Three years into a drought that evokes fears of a modern-day dust bowl, Allen and others here say the culprit now isn't Mother Nature so much as the federal government. Court and regulatory rulings protecting endangered fish have choked the annual flow of water from California's Sierra mountains down to its people and irrigated fields, compounding a natural dry spell.
"This is a regulatory drought, is what it is," Allen says. "It just doesn't seem fair."
For those like Allen at the end of the water-rights line, the flow has slowed to a trickle: His water district is receiving just 10% of the normal allocation of water from federal Bureau of Reclamation reservoirs. He says he's been forced to lay off all his workers and watch the crops die on his 300 acres while bills for an irrigation system he put in are due.

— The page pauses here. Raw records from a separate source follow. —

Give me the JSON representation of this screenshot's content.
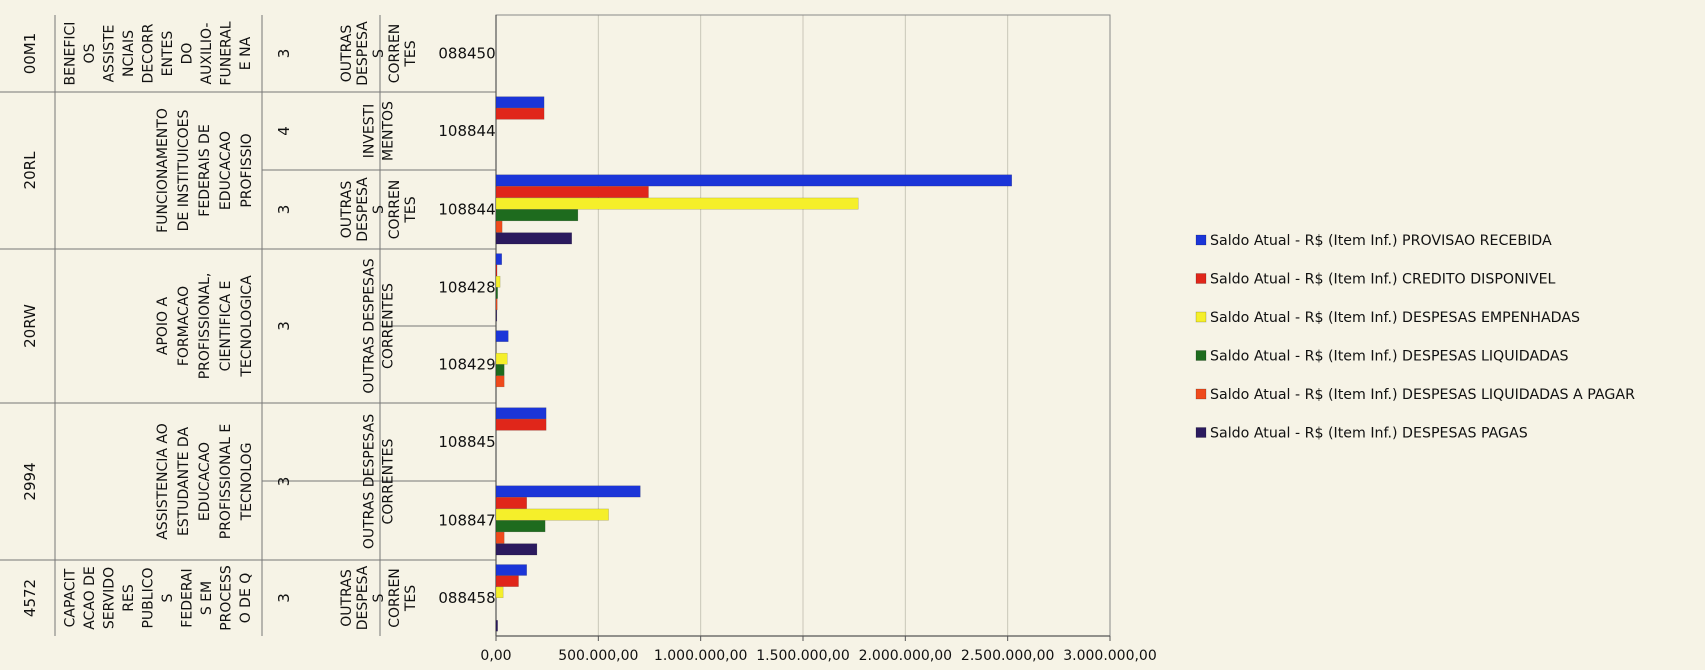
{
  "chart_data": {
    "type": "bar",
    "orientation": "horizontal",
    "title": "",
    "xlim": [
      0,
      3000000
    ],
    "x_ticks": [
      0,
      500000,
      1000000,
      1500000,
      2000000,
      2500000,
      3000000
    ],
    "x_tick_labels": [
      "0,00",
      "500.000,00",
      "1.000.000,00",
      "1.500.000,00",
      "2.000.000,00",
      "2.500.000,00",
      "3.000.000,00"
    ],
    "grid": true,
    "legend_position": "right",
    "series": [
      {
        "name": "Saldo Atual - R$ (Item Inf.) PROVISAO RECEBIDA",
        "color": "#1b35d8"
      },
      {
        "name": "Saldo Atual - R$ (Item Inf.) CREDITO DISPONIVEL",
        "color": "#e0261a"
      },
      {
        "name": "Saldo Atual - R$ (Item Inf.) DESPESAS EMPENHADAS",
        "color": "#f5ef2a"
      },
      {
        "name": "Saldo Atual - R$ (Item Inf.) DESPESAS LIQUIDADAS",
        "color": "#1e6b1e"
      },
      {
        "name": "Saldo Atual - R$ (Item Inf.) DESPESAS LIQUIDADAS A PAGAR",
        "color": "#ef4a1c"
      },
      {
        "name": "Saldo Atual - R$ (Item Inf.) DESPESAS PAGAS",
        "color": "#2b1a5e"
      }
    ],
    "categories": [
      {
        "acao": "00M1",
        "descricao": "BENEFICIOS ASSISTENCIAIS DECORRENTES DO AUXILIO-FUNERAL E NA",
        "gnd": "3",
        "grupo": "OUTRAS DESPESAS CORRENTES",
        "ug": "088450",
        "values": [
          0,
          0,
          0,
          0,
          0,
          0
        ]
      },
      {
        "acao": "20RL",
        "descricao": "FUNCIONAMENTO DE INSTITUICOES FEDERAIS DE EDUCACAO PROFISSIO",
        "gnd": "4",
        "grupo": "INVESTIMENTOS",
        "ug": "108844",
        "values": [
          235000,
          235000,
          0,
          0,
          0,
          0
        ]
      },
      {
        "acao": "20RL",
        "descricao": "FUNCIONAMENTO DE INSTITUICOES FEDERAIS DE EDUCACAO PROFISSIO",
        "gnd": "3",
        "grupo": "OUTRAS DESPESAS CORRENTES",
        "ug": "108844",
        "values": [
          2520000,
          745000,
          1770000,
          400000,
          30000,
          370000
        ]
      },
      {
        "acao": "20RW",
        "descricao": "APOIO A FORMACAO PROFISSIONAL, CIENTIFICA E TECNOLOGICA",
        "gnd": "3",
        "grupo": "OUTRAS DESPESAS CORRENTES",
        "ug": "108428",
        "values": [
          28000,
          5000,
          20000,
          8000,
          6000,
          4000
        ]
      },
      {
        "acao": "20RW",
        "descricao": "APOIO A FORMACAO PROFISSIONAL, CIENTIFICA E TECNOLOGICA",
        "gnd": "3",
        "grupo": "OUTRAS DESPESAS CORRENTES",
        "ug": "108429",
        "values": [
          60000,
          0,
          55000,
          40000,
          40000,
          0
        ]
      },
      {
        "acao": "2994",
        "descricao": "ASSISTENCIA AO ESTUDANTE DA EDUCACAO PROFISSIONAL E TECNOLOG",
        "gnd": "3",
        "grupo": "OUTRAS DESPESAS CORRENTES",
        "ug": "108845",
        "values": [
          245000,
          245000,
          0,
          0,
          0,
          0
        ]
      },
      {
        "acao": "2994",
        "descricao": "ASSISTENCIA AO ESTUDANTE DA EDUCACAO PROFISSIONAL E TECNOLOG",
        "gnd": "3",
        "grupo": "OUTRAS DESPESAS CORRENTES",
        "ug": "108847",
        "values": [
          705000,
          150000,
          550000,
          240000,
          40000,
          200000
        ]
      },
      {
        "acao": "4572",
        "descricao": "CAPACITACAO DE SERVIDORES PUBLICOS FEDERAIS EM PROCESSO DE Q",
        "gnd": "3",
        "grupo": "OUTRAS DESPESAS CORRENTES",
        "ug": "088458",
        "values": [
          150000,
          110000,
          35000,
          0,
          0,
          8000
        ]
      }
    ]
  },
  "labels": {
    "acao": [
      {
        "text": "00M1"
      },
      {
        "text": "20RL"
      },
      {
        "text": "20RW"
      },
      {
        "text": "2994"
      },
      {
        "text": "4572"
      }
    ],
    "descricao": [
      {
        "lines": [
          "BENEFICI",
          "OS",
          "ASSISTE",
          "NCIAIS",
          "DECORR",
          "ENTES",
          "DO",
          "AUXILIO-",
          "FUNERAL",
          "E NA"
        ]
      },
      {
        "lines": [
          "FUNCIONAMENTO",
          "DE INSTITUICOES",
          "FEDERAIS DE",
          "EDUCACAO",
          "PROFISSIO"
        ]
      },
      {
        "lines": [
          "APOIO A",
          "FORMACAO",
          "PROFISSIONAL,",
          "CIENTIFICA E",
          "TECNOLOGICA"
        ]
      },
      {
        "lines": [
          "ASSISTENCIA AO",
          "ESTUDANTE DA",
          "EDUCACAO",
          "PROFISSIONAL E",
          "TECNOLOG"
        ]
      },
      {
        "lines": [
          "CAPACIT",
          "ACAO DE",
          "SERVIDO",
          "RES",
          "PUBLICO",
          "S",
          "FEDERAI",
          "S EM",
          "PROCESS",
          "O DE Q"
        ]
      }
    ],
    "gnd": [
      {
        "text": "3"
      },
      {
        "text": "4"
      },
      {
        "text": "3"
      },
      {
        "text": "3"
      },
      {
        "text": "3"
      },
      {
        "text": "3"
      }
    ],
    "grupo": [
      {
        "lines": [
          "OUTRAS",
          "DESPESA",
          "S",
          "CORREN",
          "TES"
        ]
      },
      {
        "lines": [
          "INVESTI",
          "MENTOS"
        ]
      },
      {
        "lines": [
          "OUTRAS",
          "DESPESA",
          "S",
          "CORREN",
          "TES"
        ]
      },
      {
        "lines": [
          "OUTRAS DESPESAS",
          "CORRENTES"
        ]
      },
      {
        "lines": [
          "OUTRAS DESPESAS",
          "CORRENTES"
        ]
      },
      {
        "lines": [
          "OUTRAS",
          "DESPESA",
          "S",
          "CORREN",
          "TES"
        ]
      }
    ],
    "ug": [
      {
        "text": "088450"
      },
      {
        "text": "108844"
      },
      {
        "text": "108844"
      },
      {
        "text": "108428"
      },
      {
        "text": "108429"
      },
      {
        "text": "108845"
      },
      {
        "text": "108847"
      },
      {
        "text": "088458"
      }
    ]
  }
}
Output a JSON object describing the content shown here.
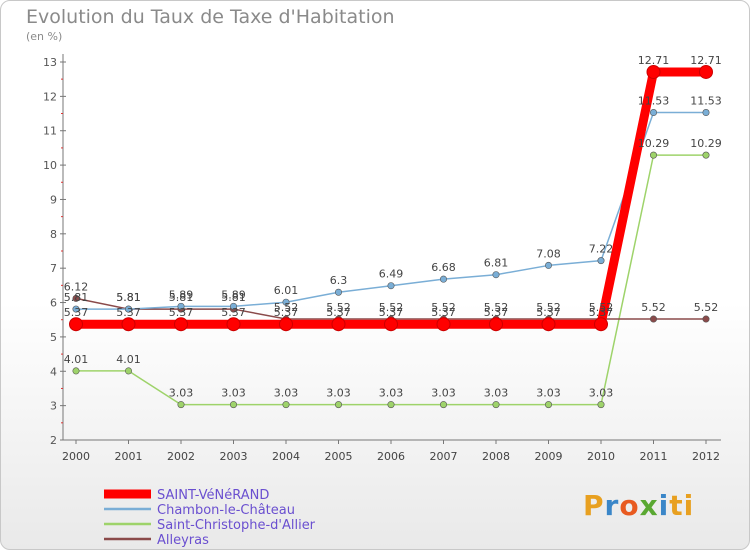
{
  "chart_data": {
    "type": "line",
    "title": "Evolution du Taux de Taxe d'Habitation",
    "subtitle": "(en %)",
    "x": [
      "2000",
      "2001",
      "2002",
      "2003",
      "2004",
      "2005",
      "2006",
      "2007",
      "2008",
      "2009",
      "2010",
      "2011",
      "2012"
    ],
    "ylim": [
      2,
      13
    ],
    "yticks": [
      2,
      3,
      4,
      5,
      6,
      7,
      8,
      9,
      10,
      11,
      12,
      13
    ],
    "grid": false,
    "legend_position": "bottom-left",
    "series": [
      {
        "name": "SAINT-VéNéRAND",
        "color": "#ff0000",
        "values": [
          5.37,
          5.37,
          5.37,
          5.37,
          5.37,
          5.37,
          5.37,
          5.37,
          5.37,
          5.37,
          5.37,
          12.71,
          12.71
        ],
        "labels": [
          "5.37",
          "5.37",
          "5.37",
          "5.37",
          "5.37",
          "5.37",
          "5.37",
          "5.37",
          "5.37",
          "5.37",
          "5.37",
          "12.71",
          "12.71"
        ]
      },
      {
        "name": "Chambon-le-Château",
        "color": "#7aaed6",
        "values": [
          5.81,
          5.81,
          5.89,
          5.89,
          6.01,
          6.3,
          6.49,
          6.68,
          6.81,
          7.08,
          7.22,
          11.53,
          11.53
        ],
        "labels": [
          "5.81",
          "5.81",
          "5.89",
          "5.89",
          "6.01",
          "6.3",
          "6.49",
          "6.68",
          "6.81",
          "7.08",
          "7.22",
          "11.53",
          "11.53"
        ]
      },
      {
        "name": "Saint-Christophe-d'Allier",
        "color": "#9ed36a",
        "values": [
          4.01,
          4.01,
          3.03,
          3.03,
          3.03,
          3.03,
          3.03,
          3.03,
          3.03,
          3.03,
          3.03,
          10.29,
          10.29
        ],
        "labels": [
          "4.01",
          "4.01",
          "3.03",
          "3.03",
          "3.03",
          "3.03",
          "3.03",
          "3.03",
          "3.03",
          "3.03",
          "3.03",
          "10.29",
          "10.29"
        ]
      },
      {
        "name": "Alleyras",
        "color": "#8a4a4a",
        "values": [
          6.12,
          5.81,
          5.81,
          5.81,
          5.52,
          5.52,
          5.52,
          5.52,
          5.52,
          5.52,
          5.52,
          5.52,
          5.52
        ],
        "labels": [
          "6.12",
          "5.81",
          "5.81",
          "5.81",
          "5.52",
          "5.52",
          "5.52",
          "5.52",
          "5.52",
          "5.52",
          "5.52",
          "5.52",
          "5.52"
        ]
      }
    ]
  },
  "logo": {
    "letters": [
      "P",
      "r",
      "o",
      "x",
      "i",
      "t",
      "i"
    ]
  }
}
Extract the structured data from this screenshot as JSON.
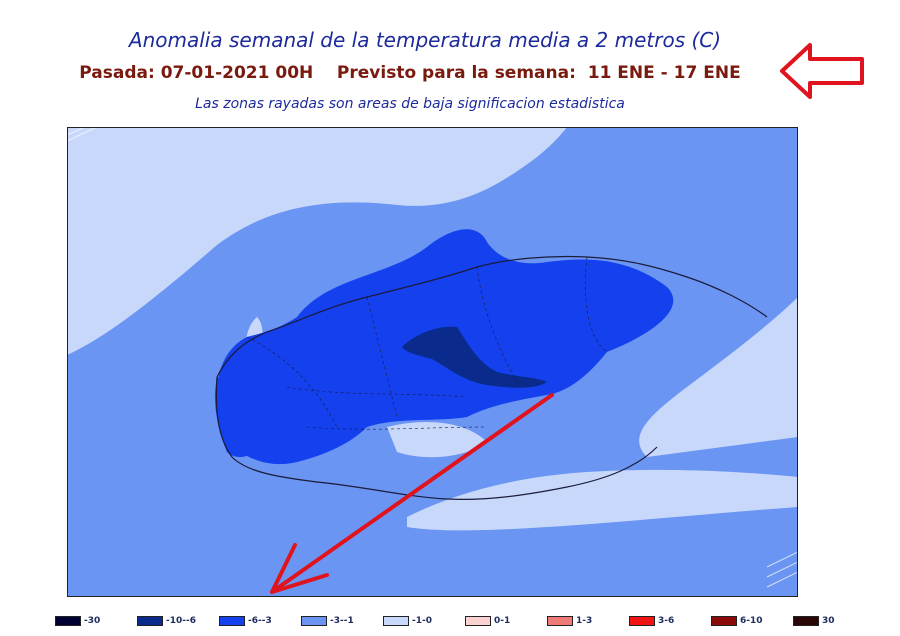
{
  "header": {
    "title": "Anomalia semanal de la temperatura media a 2 metros (C)",
    "subtitle": "Pasada: 07-01-2021 00H    Previsto para la semana:  11 ENE - 17 ENE",
    "note": "Las zonas rayadas son areas de baja significacion estadistica"
  },
  "legend": {
    "items": [
      {
        "label": "-30",
        "color": "#000033"
      },
      {
        "label": "-10--6",
        "color": "#0a2a8c"
      },
      {
        "label": "-6--3",
        "color": "#1440ee"
      },
      {
        "label": "-3--1",
        "color": "#6b95f2"
      },
      {
        "label": "-1-0",
        "color": "#c8d8fb"
      },
      {
        "label": "0-1",
        "color": "#fbd2d2"
      },
      {
        "label": "1-3",
        "color": "#f07a78"
      },
      {
        "label": "3-6",
        "color": "#f01414"
      },
      {
        "label": "6-10",
        "color": "#8a0a0a"
      },
      {
        "label": "30",
        "color": "#2a0606"
      }
    ]
  },
  "colors": {
    "annotation": "#e0141e",
    "title": "#1c2a9c",
    "subtitle": "#7a1a0e"
  }
}
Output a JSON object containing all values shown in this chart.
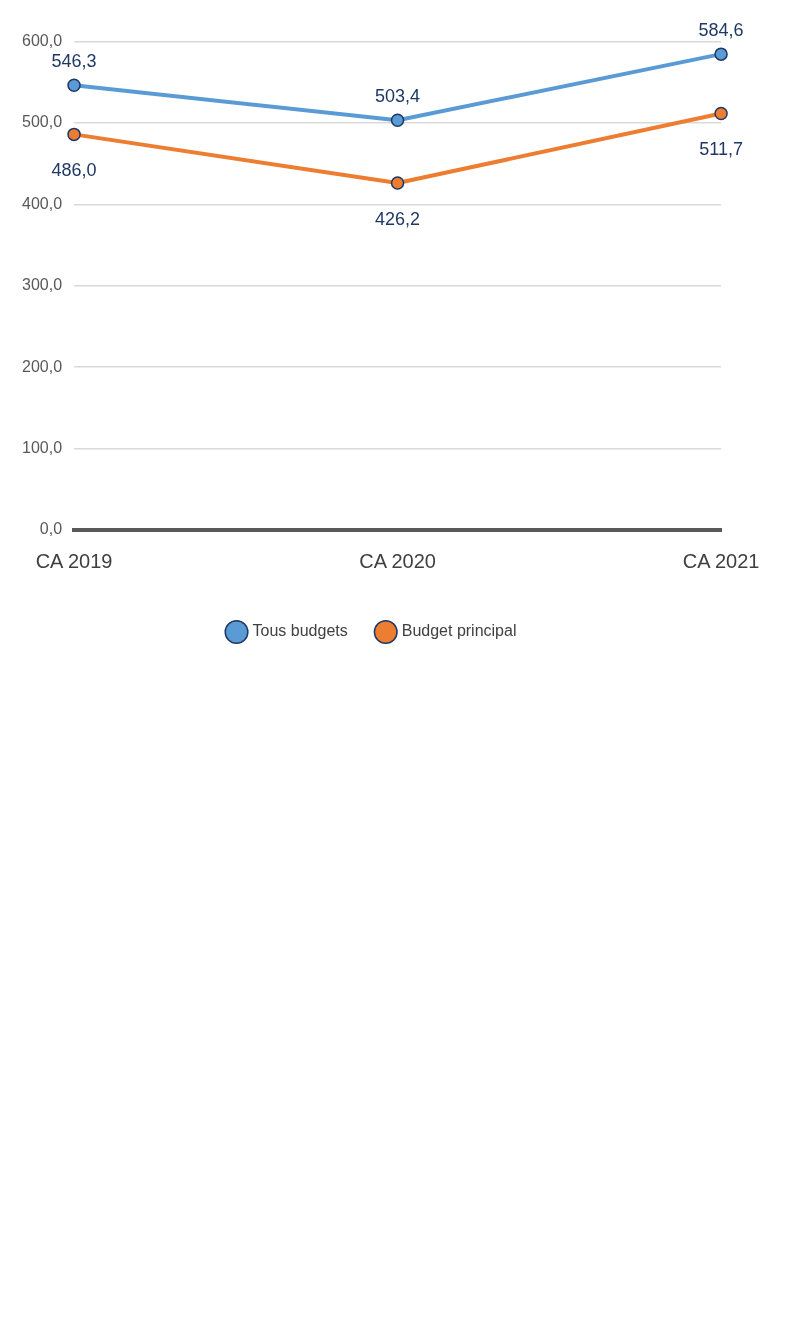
{
  "chart_data": {
    "type": "line",
    "categories": [
      "CA 2019",
      "CA 2020",
      "CA 2021"
    ],
    "series": [
      {
        "name": "Tous budgets",
        "color": "#5b9bd5",
        "values": [
          546.3,
          503.4,
          584.6
        ],
        "value_labels": [
          "546,3",
          "503,4",
          "584,6"
        ]
      },
      {
        "name": "Budget principal",
        "color": "#ed7d31",
        "values": [
          486.0,
          426.2,
          511.7
        ],
        "value_labels": [
          "486,0",
          "426,2",
          "511,7"
        ]
      }
    ],
    "ylim": [
      0,
      600
    ],
    "yticks": [
      {
        "value": 0,
        "label": "0,0"
      },
      {
        "value": 100,
        "label": "100,0"
      },
      {
        "value": 200,
        "label": "200,0"
      },
      {
        "value": 300,
        "label": "300,0"
      },
      {
        "value": 400,
        "label": "400,0"
      },
      {
        "value": 500,
        "label": "500,0"
      },
      {
        "value": 600,
        "label": "600,0"
      }
    ],
    "grid": "y",
    "legend": "bottom",
    "marker": "circle",
    "line_style": "solid"
  }
}
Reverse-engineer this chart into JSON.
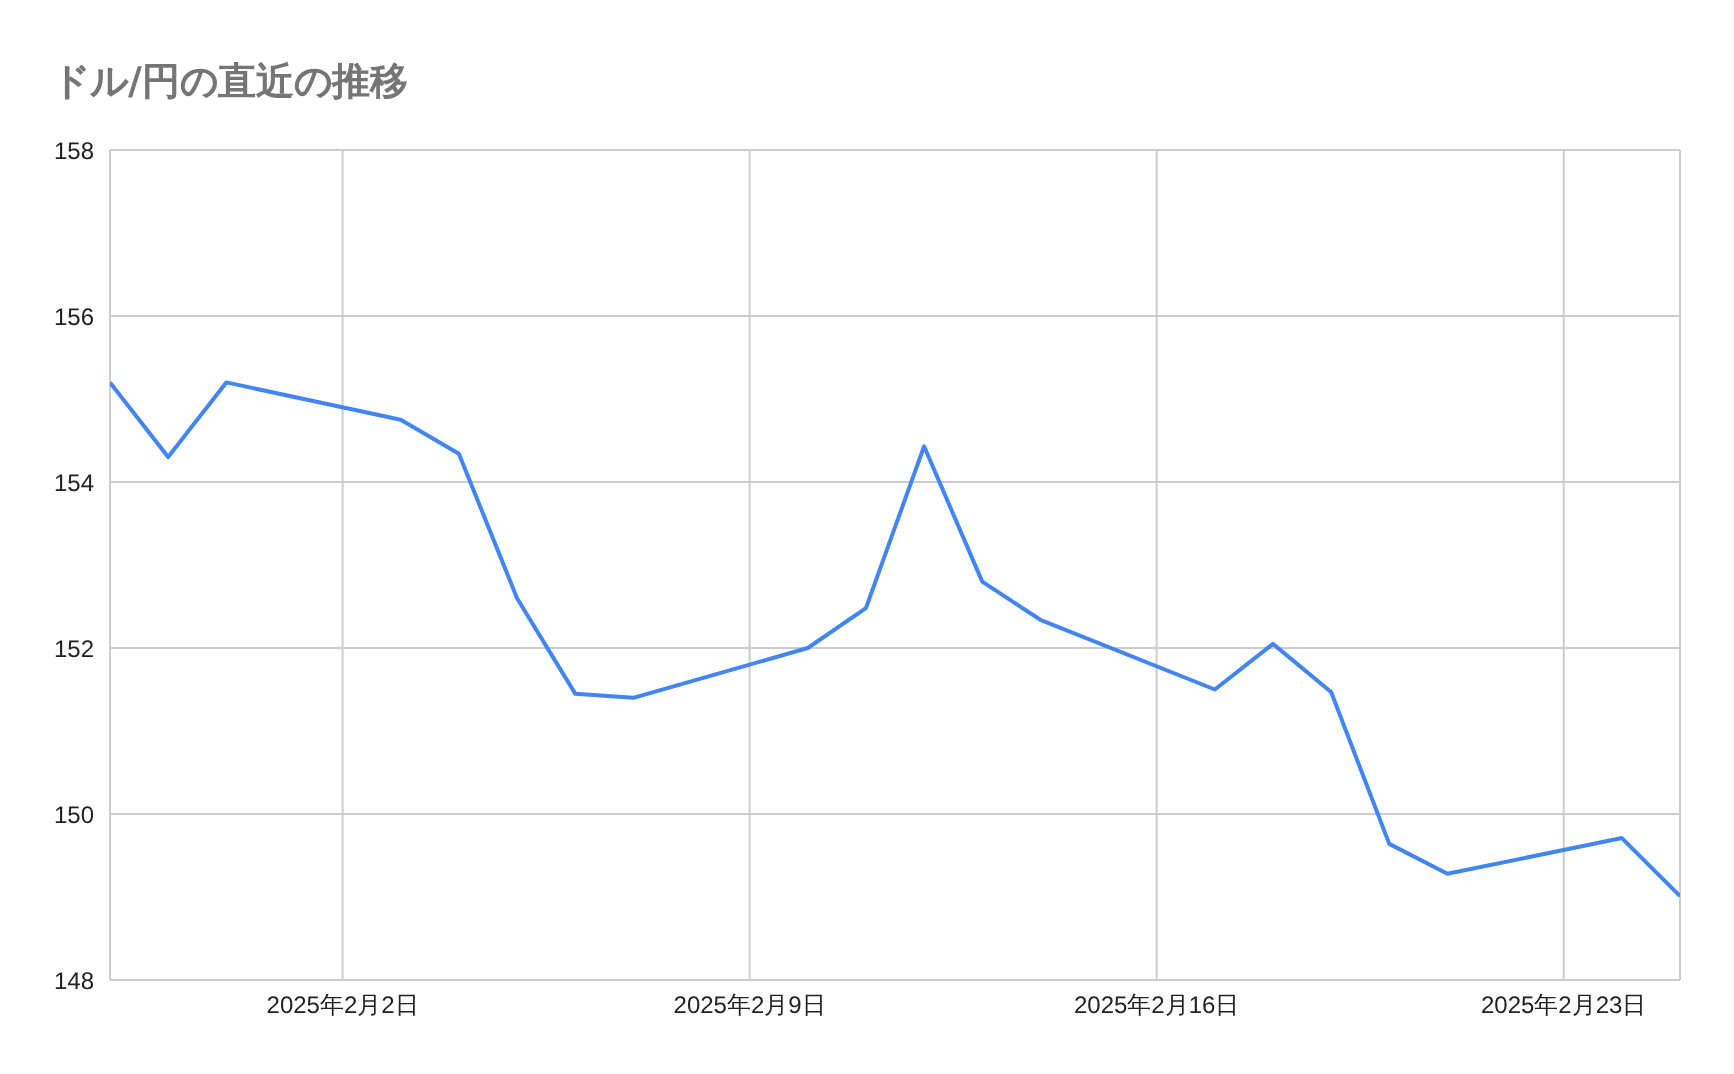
{
  "chart_data": {
    "type": "line",
    "title": "ドル/円の直近の推移",
    "x": [
      "2025-01-29",
      "2025-01-30",
      "2025-01-31",
      "2025-02-03",
      "2025-02-04",
      "2025-02-05",
      "2025-02-06",
      "2025-02-07",
      "2025-02-10",
      "2025-02-11",
      "2025-02-12",
      "2025-02-13",
      "2025-02-14",
      "2025-02-17",
      "2025-02-18",
      "2025-02-19",
      "2025-02-20",
      "2025-02-21",
      "2025-02-24",
      "2025-02-25"
    ],
    "series": [
      {
        "color": "#4285f4",
        "values": [
          155.2,
          154.3,
          155.2,
          154.75,
          154.34,
          152.6,
          151.45,
          151.4,
          152.0,
          152.48,
          154.43,
          152.8,
          152.34,
          151.5,
          152.05,
          151.47,
          149.64,
          149.28,
          149.71,
          149.01
        ]
      }
    ],
    "xlim": [
      "2025-01-29",
      "2025-02-25"
    ],
    "xticks": [
      {
        "value": "2025-02-02",
        "label": "2025年2月2日"
      },
      {
        "value": "2025-02-09",
        "label": "2025年2月9日"
      },
      {
        "value": "2025-02-16",
        "label": "2025年2月16日"
      },
      {
        "value": "2025-02-23",
        "label": "2025年2月23日"
      }
    ],
    "ylim": [
      148,
      158
    ],
    "yticks": [
      148,
      150,
      152,
      154,
      156,
      158
    ],
    "grid": true,
    "legend": false,
    "marker": "none",
    "line_style": "solid"
  }
}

"My payments don't stop when they cut my water off," Allen says. Read More
No natural disasters are ever fun, but I think going through a drought is one of the worst. It’s like death by a thousand cuts. And to make it more frustrating, the California drought is being caused more by government policies than it is by Mother Nature. Somewhere along the line, we lost sight of the fact that humans are important too. Rather than trying to strike a balance to accommodate everyone and everything, regulations like the Endangered Species Act require humans take a back seat and accommodate these animals at any cost. Unless you enjoy eating sunshine and scenery, we are going to have to bring some common sense back to policies that affect our food supply.